Report the file path so the designer can open it in a browser or image viewer.


5. Iteration

After generating an asset, present options:

Happy with this? I can: A) Generate another variation — same prompt, different result B) Edit a region (inpaint) — describe what to change in a specific area C) Remove background — re-generate with transparency or use edit API D) Extend/outpaint — expand the canvas in a specified direction E) Try different model — switch provider or model for comparison F) Keep this one — finalize and record in manifest

For each option:

A) Variation: Re-run the same API call. The model produces a different result each time.

B) Edit/Inpaint: Ask the designer to describe the region and desired change. For OpenAI, create a mask PNG (transparent where edits should happen) and call the edits endpoint. For Vertex AI Imagen 3, include base64 image and mask in the predict request. See api-reference.md for exact formats.

C) Background removal: Two approaches:

  • Re-generate with an explicit "transparent background, PNG with alpha channel" prompt addition.
  • Use the edit API with a mask covering the background area and prompt "remove background, make transparent."

D) Outpaint: Extend the canvas by creating a larger image with the original placed within it:

  • Create an expanded canvas PNG with the original image positioned and transparent regions where new content should appear.
  • Use the edit endpoint with this expanded image and a mask marking the new regions.

E) Different model: Switch to another model from the options in section 3 and regenerate.

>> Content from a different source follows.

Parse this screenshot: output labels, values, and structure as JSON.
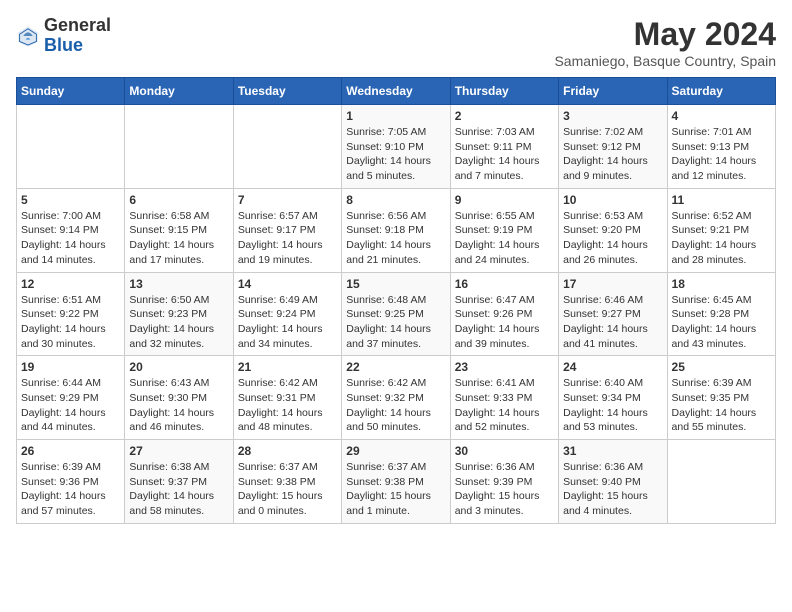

F) Keep: Proceed to manifest update.

Loop through iterations until the designer is satisfied.


6. Manifest Update

After finalizing an asset, update assets-manifest.json. Read references/asset-manifest-schema.md for the full schema.

Steps:

  1. Check if assets-manifest.json exists in the output directory. If not, create it with the project name and empty assets array.
  2. Read the existing manifest to determine the next asset ID (increment from the last asset-NNN).
  3. Build the asset entry with all required fields: id, type, file path (relative), provider, model, prompt or searchQuery, parameters, usedIn context, and ISO 8601 timestamp.
  4. For Unsplash assets: record unsplashId and unsplashCredit (photographer name). Trigger the download tracking endpoint — this is required by Unsplash API terms.
  5. Append the new asset to the array, update totalAssets, and write the manifest.
# Trigger Unsplash download tracking
curl -s "https://api.unsplash.com/photos/${PHOTO_ID}/download" \
  -H "Authorization: Client-ID ${UNSPLASH_ACCESS_KEY}"

Report the final asset summary: file path, dimensions, model used, and manifest entry ID.